Для Соловьева суть христианства раскрывается в Воскресении Христа, для Местра – в Его добровольном распятии. Исток этого события Местр видит в древнейшем варварском обычае человеческих жертвоприношений. Точнее, наоборот: варварские обычаи жертвоприношений обнаруживают в своих истоках божественную истину, позже явленную Христом миру:
Между самыми безумными, самыми непристойными, самыми кровожадными идеями, между самыми чудовищными обрядами, которые больше всего бесчестят человеческий род, нет ни одного, который бы мы не могли избавить от зла (с тех пор как нам дано было знание благодати), чтобы показать затем остаток божественной истины (IV, 311).
Для доказательства связи жертвоприношений и божественной истины Местр приводит лингвистические примеры, когда одни и те же слова используются и для жертвенных убийств, и для священного действа:
Когда законы XII таблиц выносят смертный приговор, они говорят: sacer esto (пусть будет освящен)! – то есть посвящен; или, говоря более правильно, обречен, потому что преступника, строго говоря, посвящали только через казнь (IV, 308).
Эти лингвистические наблюдения Местра заимствует Соловьев, без указания источника:
Если современный человек, знающий по латыни, но незнакомый с древностями, прочтет в законе XII таблиц при обозначении какого-нибудь преступления, например ночной кражи плодов, такую краткую формулу наказания: sacer esto, то он хотя и не переведет этого «да будет священным» <…> однако под влиянием новейших понятий не сразу догадается, что это собственно значит: да будет зарезан, или да подлежит закланию.

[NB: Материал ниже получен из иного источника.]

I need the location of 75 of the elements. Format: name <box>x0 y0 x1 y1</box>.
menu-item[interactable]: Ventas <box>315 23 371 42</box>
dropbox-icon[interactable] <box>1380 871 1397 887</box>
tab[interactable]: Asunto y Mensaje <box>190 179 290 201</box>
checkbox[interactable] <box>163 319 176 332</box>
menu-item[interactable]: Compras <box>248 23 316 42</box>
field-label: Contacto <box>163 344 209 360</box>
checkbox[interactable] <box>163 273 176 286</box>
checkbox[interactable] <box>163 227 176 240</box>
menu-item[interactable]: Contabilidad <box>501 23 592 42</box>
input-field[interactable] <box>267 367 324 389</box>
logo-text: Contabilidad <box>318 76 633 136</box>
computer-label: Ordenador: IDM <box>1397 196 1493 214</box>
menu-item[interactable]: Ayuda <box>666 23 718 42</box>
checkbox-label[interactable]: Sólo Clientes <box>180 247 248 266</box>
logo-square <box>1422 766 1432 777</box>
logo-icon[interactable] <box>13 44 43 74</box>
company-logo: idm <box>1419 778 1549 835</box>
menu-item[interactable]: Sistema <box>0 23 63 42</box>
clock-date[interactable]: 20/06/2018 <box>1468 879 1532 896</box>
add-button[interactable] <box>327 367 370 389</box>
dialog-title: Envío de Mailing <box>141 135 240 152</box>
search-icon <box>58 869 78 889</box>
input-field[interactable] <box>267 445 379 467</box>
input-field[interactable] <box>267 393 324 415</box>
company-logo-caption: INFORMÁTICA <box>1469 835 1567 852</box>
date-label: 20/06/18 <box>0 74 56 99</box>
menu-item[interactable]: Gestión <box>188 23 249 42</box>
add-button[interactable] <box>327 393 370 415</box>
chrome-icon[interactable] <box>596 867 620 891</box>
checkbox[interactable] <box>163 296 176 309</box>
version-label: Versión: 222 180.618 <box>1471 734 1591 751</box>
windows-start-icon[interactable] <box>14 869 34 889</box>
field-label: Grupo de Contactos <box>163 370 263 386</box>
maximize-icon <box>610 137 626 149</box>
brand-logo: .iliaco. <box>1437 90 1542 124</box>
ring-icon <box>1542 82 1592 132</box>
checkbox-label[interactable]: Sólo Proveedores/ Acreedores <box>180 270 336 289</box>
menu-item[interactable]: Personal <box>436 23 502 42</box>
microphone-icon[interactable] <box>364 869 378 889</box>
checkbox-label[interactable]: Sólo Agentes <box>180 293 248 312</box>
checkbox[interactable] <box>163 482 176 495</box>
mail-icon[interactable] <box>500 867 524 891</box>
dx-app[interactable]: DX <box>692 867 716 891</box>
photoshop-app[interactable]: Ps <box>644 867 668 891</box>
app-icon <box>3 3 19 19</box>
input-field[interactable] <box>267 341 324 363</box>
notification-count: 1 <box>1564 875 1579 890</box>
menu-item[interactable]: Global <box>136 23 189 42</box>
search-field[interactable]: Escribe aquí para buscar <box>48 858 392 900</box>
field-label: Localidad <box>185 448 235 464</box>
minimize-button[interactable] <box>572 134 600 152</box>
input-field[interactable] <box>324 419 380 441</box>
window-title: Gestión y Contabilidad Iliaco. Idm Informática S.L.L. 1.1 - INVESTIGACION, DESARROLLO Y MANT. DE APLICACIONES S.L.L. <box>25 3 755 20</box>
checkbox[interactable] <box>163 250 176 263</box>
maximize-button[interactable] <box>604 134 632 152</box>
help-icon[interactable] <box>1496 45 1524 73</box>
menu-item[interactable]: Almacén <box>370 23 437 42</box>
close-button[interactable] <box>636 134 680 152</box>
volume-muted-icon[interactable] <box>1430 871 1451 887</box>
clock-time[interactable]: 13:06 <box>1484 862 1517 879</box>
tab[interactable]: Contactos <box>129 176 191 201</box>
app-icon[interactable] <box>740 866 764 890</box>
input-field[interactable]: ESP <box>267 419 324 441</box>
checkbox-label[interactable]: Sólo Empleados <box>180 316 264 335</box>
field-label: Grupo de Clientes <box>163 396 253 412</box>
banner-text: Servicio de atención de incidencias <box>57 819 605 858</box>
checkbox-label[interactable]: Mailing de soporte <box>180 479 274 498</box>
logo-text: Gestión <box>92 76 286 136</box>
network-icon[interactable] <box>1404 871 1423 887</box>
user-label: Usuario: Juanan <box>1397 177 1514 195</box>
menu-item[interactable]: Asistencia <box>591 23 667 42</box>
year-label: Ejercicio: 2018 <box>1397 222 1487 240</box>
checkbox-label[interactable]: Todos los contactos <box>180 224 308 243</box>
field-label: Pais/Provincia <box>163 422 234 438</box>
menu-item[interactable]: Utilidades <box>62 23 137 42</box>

Во всяком случае, такая омонимия покажется ему очень странной. Между тем тут не было вовсе никакой омонимии, т. е. употребления одного слова для различных понятий, одному слову здесь отвечало одно понятие, так как в известную эпоху под освящением, когда дело касалось живых существ, ничего другого и не мыслилось, кроме предустановленного умерщвления[1043].
На первый взгляд, Соловьев следует здесь логике Местра, который также не усматривает омонимии в глаголе «освящать». Однако в их подходах есть существенная разница. Подход Местра типологический: посвящение богу требует жертв, которые могут быть связаны или не связаны с убийством, но в любом случае в дохристианскую эпоху они носили вынужденный характер. С явлением Христа человеческие жертвоприношения разделяются. Одни приобретают характер добровольной смерти во имя спасения людей вослед Христу, другие превращаются в смертную казнь преступников. Отсюда сакрализация смертной казни и апология палача.
Подход Соловьева исторический. Первоначально освящение носило характер торжественного истребления предметов, приносимых в жертву:
Так как нормы общежития теснейшим образом связывались с богопочитанием, как прямые выражения высшей воли, то всякое нарушение этих норм понималось как оскорбление божества, которому нарушитель и выдавался головой: sacer esto![1044]
Далее Соловьев выделяет в библейской истории три момента эволюции идеи жертвы. После убийства Авеля Каином провозглашается принцип недопустимости смертной казни: «И отметил Предвечный Каина, чтобы кто-нибудь не убил его». Однако после Потопа, «вызванного крайними обнаружениями зла в человеческой природе», норма была приспособлена к «жестокосердию людей»: «Кто прольет кровь человека – человеком прольется кровь его». И наконец, христианством была восстановлена начальная норма: «Милости хочу, а не жертвы»[1045]. Поскольку Христос уже принес себя в жертву за всех, то новых жертв уже не требуется и смертная казнь как пережиток языческого мироощущения сама является преступлением не только против Бога, но и против права.
Итак, в многомерном смысловом пространстве «Трех разговоров» идеи Местра функционально противопоставлены и одновременно объединены с идеями непротивления злу насилием. Сближая эти крайности, Соловьев показывает равную непродуктивность как смирения перед злом, так и борьбы с ним исключительно насильственными методами.